Weeks accurately highlights that Marxian post-capitalism is heavy on pull-your-own weight rhetoric, even though I suspect one would be substantially less alienated from that weight under socialism than one is under capitalism. Although I would likely gain great personal satisfaction from a full rejection of the Protestant work ethic, I'm not prepared to entirely disavow the necessity of work, as a practice or as a concept. The concept of "work" allows us to appeal to a wide swath of the population, a swath that takes great pride in its work ethic, whether as the long-suffering earthly worker awaiting that heavenly reward or as the blue collar laborer who pulled him/herself up by the bootstraps.
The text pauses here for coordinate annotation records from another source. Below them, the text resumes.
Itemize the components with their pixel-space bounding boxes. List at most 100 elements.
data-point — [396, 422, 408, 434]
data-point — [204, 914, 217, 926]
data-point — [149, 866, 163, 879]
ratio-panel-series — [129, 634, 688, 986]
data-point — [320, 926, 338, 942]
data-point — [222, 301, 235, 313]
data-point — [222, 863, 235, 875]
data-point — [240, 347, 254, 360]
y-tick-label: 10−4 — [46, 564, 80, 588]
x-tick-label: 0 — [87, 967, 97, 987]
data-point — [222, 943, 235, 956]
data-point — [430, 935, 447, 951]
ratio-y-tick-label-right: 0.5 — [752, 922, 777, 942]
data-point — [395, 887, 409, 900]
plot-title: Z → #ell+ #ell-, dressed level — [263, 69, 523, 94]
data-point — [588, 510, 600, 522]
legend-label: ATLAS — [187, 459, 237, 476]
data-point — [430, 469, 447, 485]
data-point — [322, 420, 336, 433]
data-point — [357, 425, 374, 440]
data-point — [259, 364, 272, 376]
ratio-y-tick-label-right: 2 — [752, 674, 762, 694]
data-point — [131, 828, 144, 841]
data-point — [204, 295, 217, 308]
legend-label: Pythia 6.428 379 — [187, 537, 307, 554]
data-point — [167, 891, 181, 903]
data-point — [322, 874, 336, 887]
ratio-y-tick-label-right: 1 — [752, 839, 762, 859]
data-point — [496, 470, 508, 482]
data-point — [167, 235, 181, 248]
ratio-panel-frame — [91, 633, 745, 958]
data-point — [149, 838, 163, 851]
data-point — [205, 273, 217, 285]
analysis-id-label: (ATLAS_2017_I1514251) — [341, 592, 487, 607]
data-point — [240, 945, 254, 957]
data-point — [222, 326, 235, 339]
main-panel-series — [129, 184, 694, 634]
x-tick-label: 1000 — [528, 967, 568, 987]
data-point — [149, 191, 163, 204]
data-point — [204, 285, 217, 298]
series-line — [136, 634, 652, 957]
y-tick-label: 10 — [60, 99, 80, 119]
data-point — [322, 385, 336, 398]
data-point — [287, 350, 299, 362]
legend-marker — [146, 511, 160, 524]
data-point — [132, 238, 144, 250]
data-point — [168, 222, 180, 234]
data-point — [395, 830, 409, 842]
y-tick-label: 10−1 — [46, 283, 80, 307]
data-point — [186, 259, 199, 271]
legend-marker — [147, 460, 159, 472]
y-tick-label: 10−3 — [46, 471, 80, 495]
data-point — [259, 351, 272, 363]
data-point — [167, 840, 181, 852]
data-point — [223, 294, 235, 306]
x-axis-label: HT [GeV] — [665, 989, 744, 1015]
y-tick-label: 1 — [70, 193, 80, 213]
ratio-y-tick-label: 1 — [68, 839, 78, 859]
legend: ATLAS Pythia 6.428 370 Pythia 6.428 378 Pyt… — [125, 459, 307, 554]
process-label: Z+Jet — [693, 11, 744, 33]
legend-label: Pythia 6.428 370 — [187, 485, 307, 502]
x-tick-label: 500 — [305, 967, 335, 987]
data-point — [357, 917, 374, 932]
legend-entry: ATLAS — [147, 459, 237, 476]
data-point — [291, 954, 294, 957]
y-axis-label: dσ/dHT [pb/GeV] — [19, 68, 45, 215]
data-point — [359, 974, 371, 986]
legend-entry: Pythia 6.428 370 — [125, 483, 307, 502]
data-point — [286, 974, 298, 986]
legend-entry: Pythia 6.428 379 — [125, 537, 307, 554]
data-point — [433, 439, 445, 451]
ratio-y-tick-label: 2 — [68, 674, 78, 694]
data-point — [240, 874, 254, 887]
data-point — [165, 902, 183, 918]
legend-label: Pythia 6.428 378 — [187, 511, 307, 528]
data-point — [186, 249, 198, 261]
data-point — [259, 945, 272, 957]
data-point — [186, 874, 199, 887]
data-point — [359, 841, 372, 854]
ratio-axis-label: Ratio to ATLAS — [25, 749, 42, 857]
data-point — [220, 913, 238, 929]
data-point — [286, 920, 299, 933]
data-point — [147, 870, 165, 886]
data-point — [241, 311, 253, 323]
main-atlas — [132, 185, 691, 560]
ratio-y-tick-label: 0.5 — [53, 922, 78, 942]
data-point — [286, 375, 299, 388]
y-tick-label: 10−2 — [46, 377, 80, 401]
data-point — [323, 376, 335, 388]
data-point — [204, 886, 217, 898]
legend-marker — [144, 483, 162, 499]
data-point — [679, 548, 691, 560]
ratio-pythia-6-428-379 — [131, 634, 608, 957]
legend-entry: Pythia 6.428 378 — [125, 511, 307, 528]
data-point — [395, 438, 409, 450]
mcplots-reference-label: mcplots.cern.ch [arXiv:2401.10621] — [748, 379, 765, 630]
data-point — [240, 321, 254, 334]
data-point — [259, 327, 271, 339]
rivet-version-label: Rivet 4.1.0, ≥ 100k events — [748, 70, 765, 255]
In other words, organizing around the axiom of "work" allows a wide sampling of individuals to relate to our struggle for control of the means of production, for only when we control those can we begin to truly allocate work equitably, resulting in far less and better work for all.
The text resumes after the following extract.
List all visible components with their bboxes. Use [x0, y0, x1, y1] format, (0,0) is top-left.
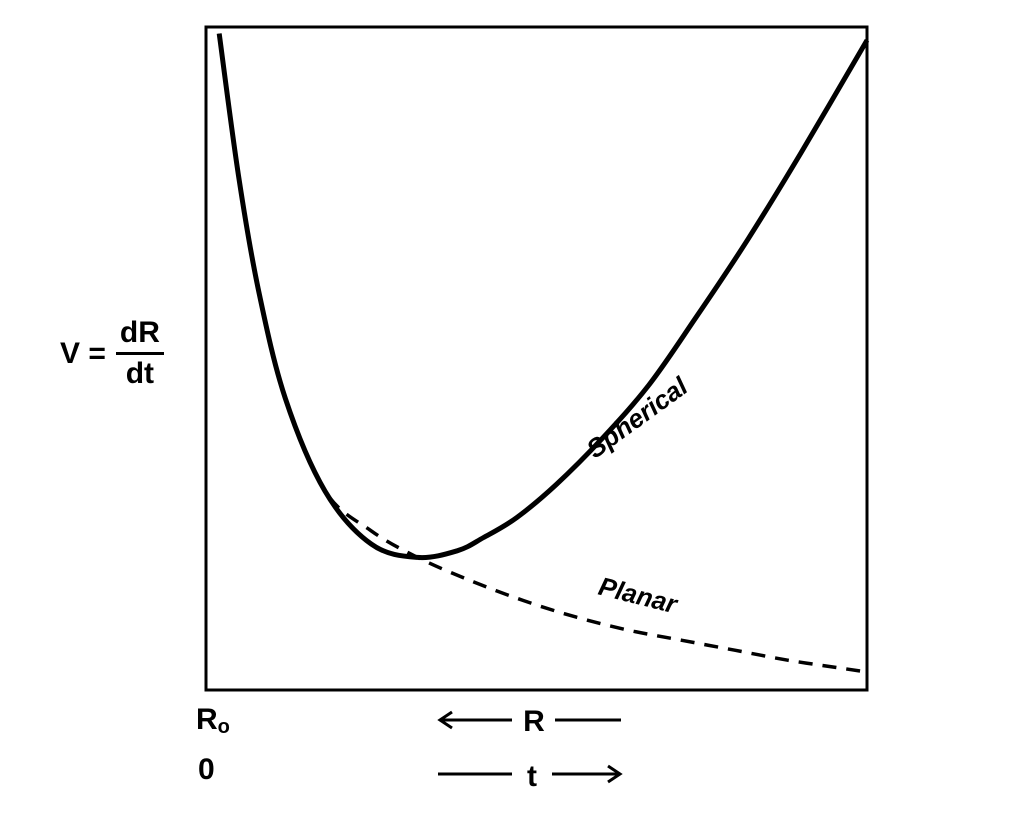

The value of Weeks's text as an effective challenge to one's worldview aside, upon finishing it, I had the distinct feeling that someone with an illogical vested interest in me had been deeply disappointed: I felt as though I had just visited my father. Weeks chastises the reader for failing to imagine a  satisfactory post-work, post-capitalism future. When her admonishments are not quite adequate, she invokes Jameson to further chide us (212). Weeks reminds us--as the reader reaches an unprecedented level of self-loathing for our utter failure to envision a proper post-capitalism utopia--that it is much more important that we imagine than what we imagine (207).

Despite her condescending tone, Weeks's point is well taken: Marxists have not been imaginative enough, and we should spend more time thinking about the potential of a post-work world, not limiting ourselves to imagining one that involves different, better or less work. After all, I frequently daydream about winning the lottery, and the starting point for those musings is always quitting my job. Admittedly, my post-work fantasy isn't very exciting: beach house on the West Coast, condo in Caracas, apartment in Paris, travel to Laos with the Wolfe, buying off a bunch of folks' student debt via Rolling Jubilee. Yawn.
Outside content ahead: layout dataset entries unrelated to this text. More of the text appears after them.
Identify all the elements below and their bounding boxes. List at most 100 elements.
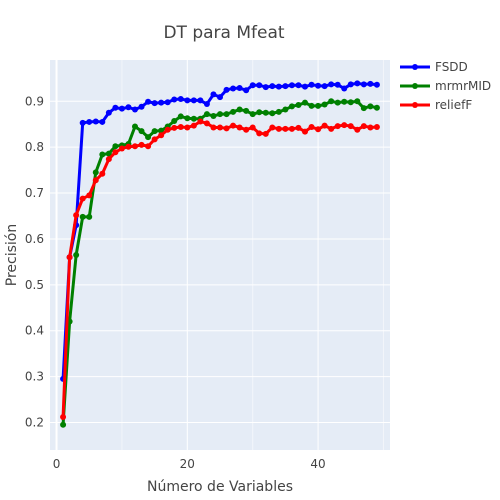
data-point-fsdd[interactable]: [92, 118, 99, 125]
data-point-fsdd[interactable]: [190, 97, 197, 104]
data-point-mrmrmid[interactable]: [288, 103, 295, 110]
data-point-relieff[interactable]: [112, 149, 119, 156]
data-point-relieff[interactable]: [164, 126, 171, 133]
data-point-mrmrmid[interactable]: [315, 102, 322, 109]
legend-item-relieff[interactable]: reliefF: [400, 98, 472, 112]
data-point-mrmrmid[interactable]: [275, 108, 282, 115]
data-point-relieff[interactable]: [145, 143, 152, 150]
data-point-fsdd[interactable]: [230, 85, 237, 92]
data-point-fsdd[interactable]: [367, 80, 374, 87]
data-point-mrmrmid[interactable]: [262, 109, 269, 116]
data-point-fsdd[interactable]: [262, 84, 269, 91]
data-point-relieff[interactable]: [236, 124, 243, 131]
data-point-relieff[interactable]: [138, 141, 145, 148]
data-point-relieff[interactable]: [86, 192, 93, 199]
data-point-mrmrmid[interactable]: [230, 108, 237, 115]
data-point-fsdd[interactable]: [138, 103, 145, 110]
data-point-fsdd[interactable]: [118, 105, 125, 112]
data-point-fsdd[interactable]: [269, 83, 276, 90]
data-point-mrmrmid[interactable]: [360, 105, 367, 112]
data-point-relieff[interactable]: [118, 145, 125, 152]
data-point-fsdd[interactable]: [308, 81, 315, 88]
data-point-relieff[interactable]: [321, 122, 328, 129]
data-point-fsdd[interactable]: [360, 81, 367, 88]
data-point-relieff[interactable]: [347, 123, 354, 130]
data-point-mrmrmid[interactable]: [302, 99, 308, 106]
data-point-mrmrmid[interactable]: [328, 98, 335, 105]
data-point-relieff[interactable]: [367, 124, 374, 131]
data-point-fsdd[interactable]: [288, 82, 295, 89]
data-point-mrmrmid[interactable]: [151, 128, 158, 135]
data-point-fsdd[interactable]: [86, 118, 93, 125]
data-point-mrmrmid[interactable]: [243, 107, 250, 114]
data-point-mrmrmid[interactable]: [334, 99, 341, 106]
data-point-relieff[interactable]: [315, 126, 322, 133]
data-point-fsdd[interactable]: [197, 97, 204, 104]
data-point-relieff[interactable]: [262, 130, 269, 137]
data-point-relieff[interactable]: [210, 124, 217, 131]
data-point-mrmrmid[interactable]: [203, 111, 210, 118]
data-point-fsdd[interactable]: [79, 119, 86, 126]
data-point-relieff[interactable]: [151, 136, 158, 143]
data-point-relieff[interactable]: [243, 126, 250, 133]
data-point-mrmrmid[interactable]: [210, 112, 217, 119]
data-point-fsdd[interactable]: [282, 83, 289, 90]
data-point-relieff[interactable]: [341, 122, 348, 129]
data-point-fsdd[interactable]: [295, 82, 302, 89]
data-point-mrmrmid[interactable]: [190, 115, 197, 122]
data-point-relieff[interactable]: [373, 123, 380, 130]
data-point-fsdd[interactable]: [249, 82, 256, 89]
data-point-relieff[interactable]: [308, 123, 315, 130]
data-point-mrmrmid[interactable]: [217, 111, 223, 118]
data-point-relieff[interactable]: [282, 125, 289, 132]
data-point-fsdd[interactable]: [217, 94, 223, 101]
data-point-fsdd[interactable]: [145, 98, 152, 105]
data-point-relieff[interactable]: [197, 118, 204, 125]
data-point-relieff[interactable]: [132, 143, 138, 150]
data-point-fsdd[interactable]: [210, 91, 217, 98]
data-point-relieff[interactable]: [203, 120, 210, 127]
data-point-mrmrmid[interactable]: [347, 99, 354, 106]
data-point-relieff[interactable]: [92, 177, 99, 184]
data-point-mrmrmid[interactable]: [269, 110, 276, 117]
data-point-mrmrmid[interactable]: [60, 421, 67, 428]
data-point-relieff[interactable]: [269, 124, 276, 131]
data-point-mrmrmid[interactable]: [171, 118, 178, 125]
data-point-mrmrmid[interactable]: [236, 106, 243, 113]
data-point-relieff[interactable]: [99, 170, 106, 177]
data-point-relieff[interactable]: [360, 123, 367, 130]
data-point-mrmrmid[interactable]: [86, 213, 93, 220]
data-point-fsdd[interactable]: [151, 100, 158, 107]
data-point-relieff[interactable]: [105, 156, 112, 163]
data-point-mrmrmid[interactable]: [367, 103, 374, 110]
data-point-relieff[interactable]: [275, 125, 282, 132]
data-point-relieff[interactable]: [288, 125, 295, 132]
data-point-relieff[interactable]: [190, 122, 197, 129]
data-point-relieff[interactable]: [177, 123, 184, 130]
data-point-fsdd[interactable]: [99, 118, 106, 125]
data-point-relieff[interactable]: [249, 124, 256, 131]
data-point-relieff[interactable]: [354, 126, 361, 133]
data-point-mrmrmid[interactable]: [249, 111, 256, 118]
data-point-relieff[interactable]: [295, 124, 302, 131]
data-point-relieff[interactable]: [334, 123, 341, 130]
data-point-relieff[interactable]: [256, 130, 263, 137]
data-point-fsdd[interactable]: [302, 83, 308, 90]
data-point-fsdd[interactable]: [334, 81, 341, 88]
data-point-mrmrmid[interactable]: [138, 128, 145, 135]
data-point-fsdd[interactable]: [158, 99, 165, 106]
legend-item-fsdd[interactable]: FSDD: [400, 60, 468, 74]
legend-item-mrmrmid[interactable]: mrmrMID: [400, 79, 491, 93]
data-point-relieff[interactable]: [184, 124, 191, 131]
data-point-relieff[interactable]: [60, 413, 67, 420]
data-point-fsdd[interactable]: [373, 81, 380, 88]
data-point-mrmrmid[interactable]: [373, 104, 380, 111]
data-point-mrmrmid[interactable]: [223, 111, 230, 118]
data-point-relieff[interactable]: [125, 143, 132, 150]
data-point-fsdd[interactable]: [328, 81, 335, 88]
data-point-mrmrmid[interactable]: [99, 151, 106, 158]
data-point-fsdd[interactable]: [236, 84, 243, 91]
data-point-relieff[interactable]: [66, 254, 73, 261]
data-point-fsdd[interactable]: [223, 86, 230, 93]
data-point-relieff[interactable]: [302, 128, 308, 135]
Kathi Weeks is right: my revolution and my socialism involve work. But not some uncritical, blindly accepted glorification of work, but necessary drudgery based on material conditions. Who will do the cleaning? Robots can only do so much. Maybe we should all become slobs and shake off the shackles of bourgeois notions of cleanliness. After all, we undeniably clean and groom more than is necessary for health and hygiene, some of us shouldering more of the burden than others. It is interesting to watch even the brightest men make arguments about creased slacks and ironed collars, but can I speak for everyone I know? Of course we won't be ironing under socialism. But the tubs will still need scrubbing. Sure, if someone devises a better way to take out the trash, re-shelve the books, unload the dishwasher, de-ice the streets, and weed the garden, I'll take it. In the meantime, there is much work to be done to overthrow capitalism, as well as to install a society based on full equality. Let's get busy.